Nicht nur bei den genannten Beispielen, sondern auch bei weiteren diskutierten Projekten, wie der Seilbahn, stößt man auf ein Phänomen. Nur allzu oft werden die direkten betriebswirtschaftlichen Kosten überbetont und die langfristigen Nutzen für die ganze Stadt und ihre Entwicklung vernachlässigt. Gerade bei großen öffentlichen Projekten führt diese Engführung nicht selten zu falschen Schlussfolgerungen. Speziell wenn man sie einer öffentlichen Debatte überlässt, ohne die Bevölkerung ausreichend mit verlässlichen Daten zu versorgen.

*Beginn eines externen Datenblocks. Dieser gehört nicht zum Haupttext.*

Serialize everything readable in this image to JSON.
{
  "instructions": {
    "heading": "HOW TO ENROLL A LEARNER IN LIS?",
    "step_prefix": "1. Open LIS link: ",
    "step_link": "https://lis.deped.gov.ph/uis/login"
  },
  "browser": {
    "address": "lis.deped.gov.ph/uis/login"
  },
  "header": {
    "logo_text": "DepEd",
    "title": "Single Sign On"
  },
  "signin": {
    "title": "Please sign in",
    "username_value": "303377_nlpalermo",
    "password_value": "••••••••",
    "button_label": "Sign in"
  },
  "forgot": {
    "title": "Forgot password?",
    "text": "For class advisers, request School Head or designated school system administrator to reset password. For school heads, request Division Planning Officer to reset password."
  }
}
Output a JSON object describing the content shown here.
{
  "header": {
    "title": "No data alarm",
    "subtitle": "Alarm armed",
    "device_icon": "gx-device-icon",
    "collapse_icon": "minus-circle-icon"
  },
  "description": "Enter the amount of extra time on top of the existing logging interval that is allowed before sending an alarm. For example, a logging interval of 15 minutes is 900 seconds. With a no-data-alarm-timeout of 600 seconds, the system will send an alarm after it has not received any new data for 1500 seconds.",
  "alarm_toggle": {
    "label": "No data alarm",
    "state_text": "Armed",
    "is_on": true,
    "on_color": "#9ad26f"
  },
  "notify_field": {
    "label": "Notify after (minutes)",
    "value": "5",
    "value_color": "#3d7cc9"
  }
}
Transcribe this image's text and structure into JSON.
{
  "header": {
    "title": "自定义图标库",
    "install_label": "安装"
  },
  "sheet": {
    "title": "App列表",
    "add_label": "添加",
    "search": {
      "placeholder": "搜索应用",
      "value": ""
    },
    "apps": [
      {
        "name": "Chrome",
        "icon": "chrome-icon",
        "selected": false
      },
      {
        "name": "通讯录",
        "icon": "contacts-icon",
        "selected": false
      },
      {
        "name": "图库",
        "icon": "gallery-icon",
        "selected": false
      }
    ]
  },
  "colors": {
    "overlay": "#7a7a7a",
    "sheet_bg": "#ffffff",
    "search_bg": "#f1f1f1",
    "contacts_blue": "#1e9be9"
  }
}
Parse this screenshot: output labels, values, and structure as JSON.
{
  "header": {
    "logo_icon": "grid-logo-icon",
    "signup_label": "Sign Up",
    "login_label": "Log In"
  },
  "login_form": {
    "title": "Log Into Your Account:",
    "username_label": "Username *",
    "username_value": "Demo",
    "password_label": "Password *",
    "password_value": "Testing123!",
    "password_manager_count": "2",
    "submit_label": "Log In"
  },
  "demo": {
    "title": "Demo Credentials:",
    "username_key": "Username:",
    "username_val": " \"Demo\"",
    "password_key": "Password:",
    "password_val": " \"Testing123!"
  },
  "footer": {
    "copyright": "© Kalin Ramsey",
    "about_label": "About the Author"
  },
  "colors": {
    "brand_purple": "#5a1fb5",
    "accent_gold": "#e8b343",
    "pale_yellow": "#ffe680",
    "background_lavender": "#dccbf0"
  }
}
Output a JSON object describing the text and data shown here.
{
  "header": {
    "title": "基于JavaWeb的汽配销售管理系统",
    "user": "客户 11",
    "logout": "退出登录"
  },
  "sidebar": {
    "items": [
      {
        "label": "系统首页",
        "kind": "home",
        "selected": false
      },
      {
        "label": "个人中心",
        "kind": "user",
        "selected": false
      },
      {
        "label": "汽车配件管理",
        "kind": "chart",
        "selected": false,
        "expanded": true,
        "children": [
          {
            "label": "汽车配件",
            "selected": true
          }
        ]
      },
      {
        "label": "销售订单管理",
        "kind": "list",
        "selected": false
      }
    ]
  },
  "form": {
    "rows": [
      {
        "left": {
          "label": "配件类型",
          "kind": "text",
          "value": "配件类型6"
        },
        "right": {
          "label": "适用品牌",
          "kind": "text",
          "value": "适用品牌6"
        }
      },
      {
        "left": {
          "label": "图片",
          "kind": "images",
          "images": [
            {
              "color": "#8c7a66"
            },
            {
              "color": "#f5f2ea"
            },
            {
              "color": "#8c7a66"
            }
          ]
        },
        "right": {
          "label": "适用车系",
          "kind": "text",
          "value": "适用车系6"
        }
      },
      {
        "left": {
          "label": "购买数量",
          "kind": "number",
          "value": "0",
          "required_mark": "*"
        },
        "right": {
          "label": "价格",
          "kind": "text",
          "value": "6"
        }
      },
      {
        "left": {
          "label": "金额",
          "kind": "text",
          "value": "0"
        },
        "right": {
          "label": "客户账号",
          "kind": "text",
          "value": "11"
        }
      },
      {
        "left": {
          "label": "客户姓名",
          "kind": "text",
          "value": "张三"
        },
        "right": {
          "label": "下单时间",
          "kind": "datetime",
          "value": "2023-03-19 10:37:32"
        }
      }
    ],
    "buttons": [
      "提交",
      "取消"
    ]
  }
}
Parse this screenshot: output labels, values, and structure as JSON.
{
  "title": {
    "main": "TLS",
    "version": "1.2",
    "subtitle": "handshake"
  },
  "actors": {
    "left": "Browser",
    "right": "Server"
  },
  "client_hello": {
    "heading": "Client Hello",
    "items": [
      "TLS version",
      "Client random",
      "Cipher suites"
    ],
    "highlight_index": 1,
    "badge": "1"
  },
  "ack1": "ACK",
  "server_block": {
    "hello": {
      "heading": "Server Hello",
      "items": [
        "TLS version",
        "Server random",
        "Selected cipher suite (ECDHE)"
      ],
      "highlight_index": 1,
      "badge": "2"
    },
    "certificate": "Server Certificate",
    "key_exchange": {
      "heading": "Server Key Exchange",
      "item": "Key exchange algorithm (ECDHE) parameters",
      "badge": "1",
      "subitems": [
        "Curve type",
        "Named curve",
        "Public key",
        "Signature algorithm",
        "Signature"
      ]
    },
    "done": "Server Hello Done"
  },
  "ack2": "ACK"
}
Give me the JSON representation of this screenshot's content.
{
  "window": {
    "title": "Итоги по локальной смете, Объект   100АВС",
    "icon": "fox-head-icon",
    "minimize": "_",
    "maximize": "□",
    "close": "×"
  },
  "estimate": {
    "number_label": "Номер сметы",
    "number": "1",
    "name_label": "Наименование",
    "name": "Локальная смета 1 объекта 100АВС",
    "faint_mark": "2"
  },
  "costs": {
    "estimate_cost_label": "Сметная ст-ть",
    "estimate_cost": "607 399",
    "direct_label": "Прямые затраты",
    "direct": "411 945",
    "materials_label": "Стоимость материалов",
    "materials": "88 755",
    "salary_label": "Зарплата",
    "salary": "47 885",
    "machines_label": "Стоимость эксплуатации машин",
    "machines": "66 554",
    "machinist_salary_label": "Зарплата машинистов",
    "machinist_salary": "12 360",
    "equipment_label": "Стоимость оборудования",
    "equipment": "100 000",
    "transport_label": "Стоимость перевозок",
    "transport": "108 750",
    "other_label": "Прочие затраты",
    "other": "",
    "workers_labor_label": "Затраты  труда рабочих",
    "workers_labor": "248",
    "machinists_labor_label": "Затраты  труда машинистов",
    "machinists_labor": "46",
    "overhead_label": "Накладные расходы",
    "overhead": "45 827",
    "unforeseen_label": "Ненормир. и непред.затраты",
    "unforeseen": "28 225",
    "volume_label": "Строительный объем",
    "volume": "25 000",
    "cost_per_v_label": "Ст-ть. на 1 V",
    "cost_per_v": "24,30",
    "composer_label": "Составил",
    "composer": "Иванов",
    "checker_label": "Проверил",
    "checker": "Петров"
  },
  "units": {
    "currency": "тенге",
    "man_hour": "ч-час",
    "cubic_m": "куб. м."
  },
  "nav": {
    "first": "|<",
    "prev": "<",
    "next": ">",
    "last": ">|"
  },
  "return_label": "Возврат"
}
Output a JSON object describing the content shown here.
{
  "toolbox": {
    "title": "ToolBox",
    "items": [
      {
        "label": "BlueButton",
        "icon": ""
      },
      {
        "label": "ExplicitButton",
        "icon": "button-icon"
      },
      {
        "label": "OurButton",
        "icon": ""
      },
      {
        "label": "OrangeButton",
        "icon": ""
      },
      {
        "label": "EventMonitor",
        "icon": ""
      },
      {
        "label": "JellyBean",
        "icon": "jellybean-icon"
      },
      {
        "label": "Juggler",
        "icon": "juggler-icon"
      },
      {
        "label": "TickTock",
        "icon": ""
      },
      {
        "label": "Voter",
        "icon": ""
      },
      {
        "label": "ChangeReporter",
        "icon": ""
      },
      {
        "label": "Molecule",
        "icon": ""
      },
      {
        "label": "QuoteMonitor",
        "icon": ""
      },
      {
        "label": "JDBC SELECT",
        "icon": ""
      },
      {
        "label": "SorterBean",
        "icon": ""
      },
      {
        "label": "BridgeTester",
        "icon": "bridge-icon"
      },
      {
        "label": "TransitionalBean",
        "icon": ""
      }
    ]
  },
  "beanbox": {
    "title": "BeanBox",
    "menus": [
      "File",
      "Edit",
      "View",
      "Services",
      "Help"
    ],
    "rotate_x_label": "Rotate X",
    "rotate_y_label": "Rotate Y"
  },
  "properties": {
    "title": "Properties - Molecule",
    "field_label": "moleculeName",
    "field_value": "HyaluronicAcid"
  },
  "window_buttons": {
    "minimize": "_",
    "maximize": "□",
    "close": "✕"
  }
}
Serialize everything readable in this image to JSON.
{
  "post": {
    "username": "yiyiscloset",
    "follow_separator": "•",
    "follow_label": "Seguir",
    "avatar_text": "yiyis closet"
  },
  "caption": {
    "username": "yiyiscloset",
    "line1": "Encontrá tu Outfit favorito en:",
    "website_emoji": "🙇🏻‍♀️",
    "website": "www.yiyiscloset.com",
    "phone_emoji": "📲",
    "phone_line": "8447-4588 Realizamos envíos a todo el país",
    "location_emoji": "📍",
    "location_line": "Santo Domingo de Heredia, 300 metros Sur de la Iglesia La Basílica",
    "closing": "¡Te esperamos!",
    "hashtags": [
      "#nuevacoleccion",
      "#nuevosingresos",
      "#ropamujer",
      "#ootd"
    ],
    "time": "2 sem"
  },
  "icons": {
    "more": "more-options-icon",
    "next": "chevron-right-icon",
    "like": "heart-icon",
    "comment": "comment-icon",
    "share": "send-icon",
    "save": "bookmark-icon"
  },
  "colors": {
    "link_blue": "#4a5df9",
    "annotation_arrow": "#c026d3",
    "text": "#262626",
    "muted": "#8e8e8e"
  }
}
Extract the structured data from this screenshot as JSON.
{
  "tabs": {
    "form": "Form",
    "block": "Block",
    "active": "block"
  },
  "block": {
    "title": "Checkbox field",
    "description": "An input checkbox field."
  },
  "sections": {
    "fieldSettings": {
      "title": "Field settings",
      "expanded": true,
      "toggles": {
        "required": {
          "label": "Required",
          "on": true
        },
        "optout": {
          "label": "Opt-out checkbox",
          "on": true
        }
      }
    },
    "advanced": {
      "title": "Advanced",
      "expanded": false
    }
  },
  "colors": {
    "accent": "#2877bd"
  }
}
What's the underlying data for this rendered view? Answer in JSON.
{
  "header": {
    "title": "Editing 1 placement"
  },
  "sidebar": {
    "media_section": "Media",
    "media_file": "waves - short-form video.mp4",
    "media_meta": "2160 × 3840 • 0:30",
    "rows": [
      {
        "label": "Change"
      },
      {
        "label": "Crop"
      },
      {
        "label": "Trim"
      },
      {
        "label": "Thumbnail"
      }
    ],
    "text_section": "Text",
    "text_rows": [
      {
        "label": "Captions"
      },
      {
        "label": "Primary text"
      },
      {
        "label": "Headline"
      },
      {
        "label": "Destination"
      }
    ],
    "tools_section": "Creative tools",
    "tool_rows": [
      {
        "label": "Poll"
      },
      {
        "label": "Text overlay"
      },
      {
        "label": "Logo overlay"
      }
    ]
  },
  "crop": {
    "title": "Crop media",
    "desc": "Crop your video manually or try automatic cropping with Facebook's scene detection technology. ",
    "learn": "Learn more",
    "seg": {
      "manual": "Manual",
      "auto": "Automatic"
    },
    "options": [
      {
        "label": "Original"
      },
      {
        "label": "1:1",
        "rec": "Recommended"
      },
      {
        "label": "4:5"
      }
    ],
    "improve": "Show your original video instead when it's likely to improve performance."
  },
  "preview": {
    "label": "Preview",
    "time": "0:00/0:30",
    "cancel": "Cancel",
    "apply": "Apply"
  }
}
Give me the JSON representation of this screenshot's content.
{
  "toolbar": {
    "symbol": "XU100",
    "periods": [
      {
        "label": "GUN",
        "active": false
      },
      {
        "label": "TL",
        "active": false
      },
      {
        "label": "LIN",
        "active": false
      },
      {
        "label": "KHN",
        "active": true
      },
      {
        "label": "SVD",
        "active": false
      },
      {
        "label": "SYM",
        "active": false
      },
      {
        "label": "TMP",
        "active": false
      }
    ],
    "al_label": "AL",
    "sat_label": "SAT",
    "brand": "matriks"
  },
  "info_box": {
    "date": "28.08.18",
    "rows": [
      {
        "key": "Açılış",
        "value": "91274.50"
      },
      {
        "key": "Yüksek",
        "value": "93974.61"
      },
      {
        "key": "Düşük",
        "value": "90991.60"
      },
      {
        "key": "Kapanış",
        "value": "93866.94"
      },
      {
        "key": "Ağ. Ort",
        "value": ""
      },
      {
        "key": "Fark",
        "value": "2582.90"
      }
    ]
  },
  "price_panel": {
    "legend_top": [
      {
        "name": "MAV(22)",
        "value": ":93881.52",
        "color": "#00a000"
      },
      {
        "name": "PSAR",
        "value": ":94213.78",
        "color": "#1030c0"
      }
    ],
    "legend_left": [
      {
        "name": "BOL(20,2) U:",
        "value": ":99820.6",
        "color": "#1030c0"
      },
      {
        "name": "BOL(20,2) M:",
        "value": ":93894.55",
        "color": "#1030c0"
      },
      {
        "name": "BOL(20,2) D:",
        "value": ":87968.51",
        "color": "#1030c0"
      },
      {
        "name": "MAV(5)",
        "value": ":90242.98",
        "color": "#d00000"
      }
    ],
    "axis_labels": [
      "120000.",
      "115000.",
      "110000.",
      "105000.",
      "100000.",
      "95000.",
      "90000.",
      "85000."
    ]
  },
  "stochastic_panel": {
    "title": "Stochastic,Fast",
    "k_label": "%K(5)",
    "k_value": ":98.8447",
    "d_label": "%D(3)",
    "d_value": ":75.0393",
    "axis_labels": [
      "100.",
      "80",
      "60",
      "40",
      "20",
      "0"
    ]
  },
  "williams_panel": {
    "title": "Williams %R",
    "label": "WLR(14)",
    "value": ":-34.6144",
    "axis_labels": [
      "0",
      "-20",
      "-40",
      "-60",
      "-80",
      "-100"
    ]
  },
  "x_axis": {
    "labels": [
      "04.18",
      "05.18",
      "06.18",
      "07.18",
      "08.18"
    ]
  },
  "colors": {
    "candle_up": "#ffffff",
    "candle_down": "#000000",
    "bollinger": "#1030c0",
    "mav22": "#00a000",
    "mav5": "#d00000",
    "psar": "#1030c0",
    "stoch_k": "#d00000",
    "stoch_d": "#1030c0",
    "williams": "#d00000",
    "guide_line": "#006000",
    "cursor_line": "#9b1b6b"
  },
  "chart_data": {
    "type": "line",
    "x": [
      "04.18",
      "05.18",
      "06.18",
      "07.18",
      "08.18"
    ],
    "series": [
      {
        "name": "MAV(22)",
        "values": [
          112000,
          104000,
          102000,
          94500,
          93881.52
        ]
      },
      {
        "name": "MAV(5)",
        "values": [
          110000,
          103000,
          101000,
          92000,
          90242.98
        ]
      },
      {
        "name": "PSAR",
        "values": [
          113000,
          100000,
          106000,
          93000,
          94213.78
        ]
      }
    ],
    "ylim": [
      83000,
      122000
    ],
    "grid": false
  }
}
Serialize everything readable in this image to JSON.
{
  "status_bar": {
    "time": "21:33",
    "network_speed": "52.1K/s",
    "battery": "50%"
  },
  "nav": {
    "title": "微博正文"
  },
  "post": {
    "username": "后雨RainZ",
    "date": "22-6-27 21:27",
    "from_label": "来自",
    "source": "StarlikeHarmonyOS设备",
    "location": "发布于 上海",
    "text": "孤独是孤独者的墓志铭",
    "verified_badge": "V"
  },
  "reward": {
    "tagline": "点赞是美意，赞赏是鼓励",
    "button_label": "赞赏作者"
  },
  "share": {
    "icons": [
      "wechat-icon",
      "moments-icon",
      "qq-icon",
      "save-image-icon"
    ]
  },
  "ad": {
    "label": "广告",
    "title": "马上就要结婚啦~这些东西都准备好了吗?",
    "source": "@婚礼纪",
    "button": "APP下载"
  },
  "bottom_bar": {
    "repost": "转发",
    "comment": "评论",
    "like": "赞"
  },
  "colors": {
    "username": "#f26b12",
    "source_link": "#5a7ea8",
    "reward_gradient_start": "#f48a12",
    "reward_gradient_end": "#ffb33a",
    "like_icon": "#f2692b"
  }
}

Das Seilbahnprojekt ist für die dahinterstehende Logik ein hervorragendes Beispiel. Zwar haben uns die Wuppertaler Stadtwerke zuverlässig mit betriebswirtschaftlichen Zahlen versorgt. Und schon diese Kosten-Nutzen-Analyse ist belastbar und signalisiert für das Vorhaben grünes Licht. Doch richtig interessant wird es erst, wenn man „externe Effekte“ berücksichtigt, also Vorteile, die sich indirekt aus dem Projekt ergeben. Dies gilt für viele Infrastrukturobjekte, wie Kultureinrichtungen, Sportstätten, Schulen oder Autobahnen. Für ihre Bewertung müssen auch Effekte wie Attraktivitätsgewinn für Bürger und Investoren, Umweltschutz, die Reduzierung von Lärm oder die Verbesserung der regionalen Wirtschafts- und Sozialstruktur sowie positive Auswirkungen auf das Image einer Stadt berücksichtigt werden. Dies alles gilt in hohem Maße für die geplante Seilbahn.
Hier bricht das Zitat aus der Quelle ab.